Les Canadiens constatent dans leur quotidien la perte de biodiversité et souhaitent davantage de réglementations ainsi qu’une meilleure information sur le sujet. C’est ce que révèle le sondage commandé par la Fondazione Capellino à IPSOS et réalisé dans neuf pays d’Europe et d’Amérique du Nord, dont le Canada.
Une idée reçue veut que les gens s’intéressent peu aux enjeux environnementaux, souvent perçus comme élitistes ou ennuyeux. Pourtant, lorsqu’on les interroge, le portrait qui se dessine est bien différent. C’est ce que confirme la récente étude menée par la Fondazione Capellino, propriétaire à 100 % de la marque d’alimentation pour animaux Almo Nature, qui consacre ses profits nets à des projets de protection de la biodiversité. L’enquête a porté sur plus de mille personnes âgées de 18 à 75 ans en Italie, au Royaume-Uni, en Espagne, en France, aux Pays-Bas, en Allemagne, en Belgique, aux États-Unis d’Amérique et au Canada.
Pour ceux qui sont pressés :
- 87 % des Canadiens sont convaincus qu’il existe un lien entre la biodiversité et la santé.
- Au moins 64 % ont constaté la dégradation des écosystèmes naturels.
- 77 % souhaitent des réglementations plus strictes pour protéger la biodiversité, mais tous ne considèrent pas cette question comme urgente.
La perte de biodiversité préoccupe les Canadiens
Les chercheurs ont demandé aux Canadiens interrogés d’évaluer leur niveau d’intérêt pour la question de la perte de biodiversité en attribuant une note de un à dix. Près de 70 % ont donné une note supérieure à six, et plus de 30 % une note supérieure à huit. Ces résultats placent le Canada au milieu du classement des pays ayant participé à l’étude, avec des données presque identiques à celles des États-Unis. Les chiffres varient très peu lorsque l’on demande dans quelle mesure la perte de biodiversité suscite des inquiétudes.
Les réponses deviennent encore plus intéressantes lorsqu’il est question des effets visibles de la crise écologique. Par exemple, 64 % des répondants ont constaté de leurs propres yeux une diminution du nombre d’insectes pollinisateurs, et 61 % ont observé la dégradation des lacs, des rivières et des cours d’eau. L’enjeu environnemental qui préoccupe le plus les Canadiens est le changement climatique, suivi de la production excessive de déchets et de la qualité de l’air. La perte de biodiversité arrive au sixième rang sur neuf dans le classement des préoccupations environnementales.
Les sondeurs ont également interrogé les répondants sur les actions à entreprendre. Ainsi, 77 % des Canadiens souhaitent des réglementations plus strictes. Soixante-huit pour cent sont favorables à une augmentation des ressources publiques consacrées à la protection de la biodiversité, estimant majoritairement que c’est d’abord au gouvernement d’agir. Plus de 50 % pensent que les médias traditionnels — journaux, télévision et radio — devraient en parler davantage. Enfin, pour la grande majorité, la protection de la biodiversité est directement liée à la santé humaine : 87 % des Canadiens en sont convaincus.
Les autres pays : entre différences et points communs
Les réponses des Canadiens s’inscrivent dans des tendances générales communes aux pays ayant participé à l’étude. Dans l’ensemble, les pays méditerranéens sont les plus préoccupés par la perte de biodiversité, tandis que les États-Unis et les Pays-Bas ferment la marche du classement. Le changement climatique constitue la principale préoccupation dans tous les pays, mais comme nous l’avons mentionné, le Royaume-Uni et les Pays-Bas accordent également une place centrale à la biodiversité — un concept que tous les pays associent principalement à la diversité des écosystèmes.

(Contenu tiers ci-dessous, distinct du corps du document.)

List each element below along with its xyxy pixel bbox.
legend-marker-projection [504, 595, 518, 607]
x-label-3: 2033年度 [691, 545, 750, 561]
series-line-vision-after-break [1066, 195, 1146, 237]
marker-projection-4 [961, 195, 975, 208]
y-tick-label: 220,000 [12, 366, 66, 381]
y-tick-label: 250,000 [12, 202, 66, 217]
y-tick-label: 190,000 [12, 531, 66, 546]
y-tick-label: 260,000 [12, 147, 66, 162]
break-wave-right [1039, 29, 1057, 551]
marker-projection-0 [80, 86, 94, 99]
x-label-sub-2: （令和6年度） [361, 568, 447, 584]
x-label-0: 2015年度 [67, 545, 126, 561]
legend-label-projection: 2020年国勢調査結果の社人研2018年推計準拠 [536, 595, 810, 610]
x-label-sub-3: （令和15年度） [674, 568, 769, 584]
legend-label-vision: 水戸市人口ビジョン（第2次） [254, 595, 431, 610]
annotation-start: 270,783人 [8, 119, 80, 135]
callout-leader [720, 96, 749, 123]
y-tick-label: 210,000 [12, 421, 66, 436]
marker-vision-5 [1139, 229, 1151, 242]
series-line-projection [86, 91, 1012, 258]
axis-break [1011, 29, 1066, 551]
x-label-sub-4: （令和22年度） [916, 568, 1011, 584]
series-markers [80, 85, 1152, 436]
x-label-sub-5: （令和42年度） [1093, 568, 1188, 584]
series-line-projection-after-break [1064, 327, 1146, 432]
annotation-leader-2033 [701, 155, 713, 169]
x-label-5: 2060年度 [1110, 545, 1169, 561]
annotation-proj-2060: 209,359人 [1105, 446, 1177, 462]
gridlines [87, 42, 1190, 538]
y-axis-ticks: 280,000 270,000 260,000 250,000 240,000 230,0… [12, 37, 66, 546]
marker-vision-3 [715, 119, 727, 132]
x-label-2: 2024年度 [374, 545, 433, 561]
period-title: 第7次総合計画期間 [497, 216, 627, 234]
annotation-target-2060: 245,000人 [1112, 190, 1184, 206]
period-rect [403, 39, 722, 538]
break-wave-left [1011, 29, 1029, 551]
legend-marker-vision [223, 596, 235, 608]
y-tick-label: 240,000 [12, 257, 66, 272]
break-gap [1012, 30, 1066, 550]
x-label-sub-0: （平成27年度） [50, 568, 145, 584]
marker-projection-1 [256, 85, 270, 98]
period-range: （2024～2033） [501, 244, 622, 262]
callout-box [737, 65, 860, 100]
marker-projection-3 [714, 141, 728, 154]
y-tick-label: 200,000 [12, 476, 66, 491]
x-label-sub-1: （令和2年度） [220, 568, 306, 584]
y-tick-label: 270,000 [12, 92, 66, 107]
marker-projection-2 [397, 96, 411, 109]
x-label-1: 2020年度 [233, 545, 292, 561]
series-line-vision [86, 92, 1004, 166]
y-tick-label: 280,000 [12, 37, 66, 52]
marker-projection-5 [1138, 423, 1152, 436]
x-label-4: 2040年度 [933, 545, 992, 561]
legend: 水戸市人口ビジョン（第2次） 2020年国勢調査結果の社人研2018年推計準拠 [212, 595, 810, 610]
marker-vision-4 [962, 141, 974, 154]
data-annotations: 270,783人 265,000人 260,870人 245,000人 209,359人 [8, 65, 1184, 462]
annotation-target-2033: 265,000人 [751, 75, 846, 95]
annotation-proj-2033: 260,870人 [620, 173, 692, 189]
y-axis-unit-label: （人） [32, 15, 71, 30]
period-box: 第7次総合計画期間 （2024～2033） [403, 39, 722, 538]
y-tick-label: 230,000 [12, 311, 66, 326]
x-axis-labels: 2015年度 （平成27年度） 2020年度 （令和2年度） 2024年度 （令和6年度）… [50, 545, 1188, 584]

Une personne interrogée sur deux souhaite voir davantage de contenu lié à la biodiversité dans les médias, six sur dix constatent une dégradation des conditions environnementales dans leur région, et six sur dix sont convaincues que l’agriculture et la biodiversité peuvent coexister. Certains résultats vont toutefois à contre-courant : seulement un tiers des personnes interrogées ressentent la nécessité d’agir de toute urgence pour protéger la biodiversité, et seulement un tiers condamnent sans réserve l’utilisation des pesticides. Enfin, sept personnes sur dix souhaitent que davantage de fonds publics soient consacrés à la protection de la nature.
En somme, l’urgence qu’impose la perte de biodiversité, ainsi que certaines questions plus spécifiques, ne sont pas encore pleinement intégrées par l’ensemble de la population. Mais dans l’ensemble, le message qui ressort est clair : les Canadiens — et pas seulement eux — sont préoccupés par la perte de biodiversité et souhaitent agir pour l’enrayer.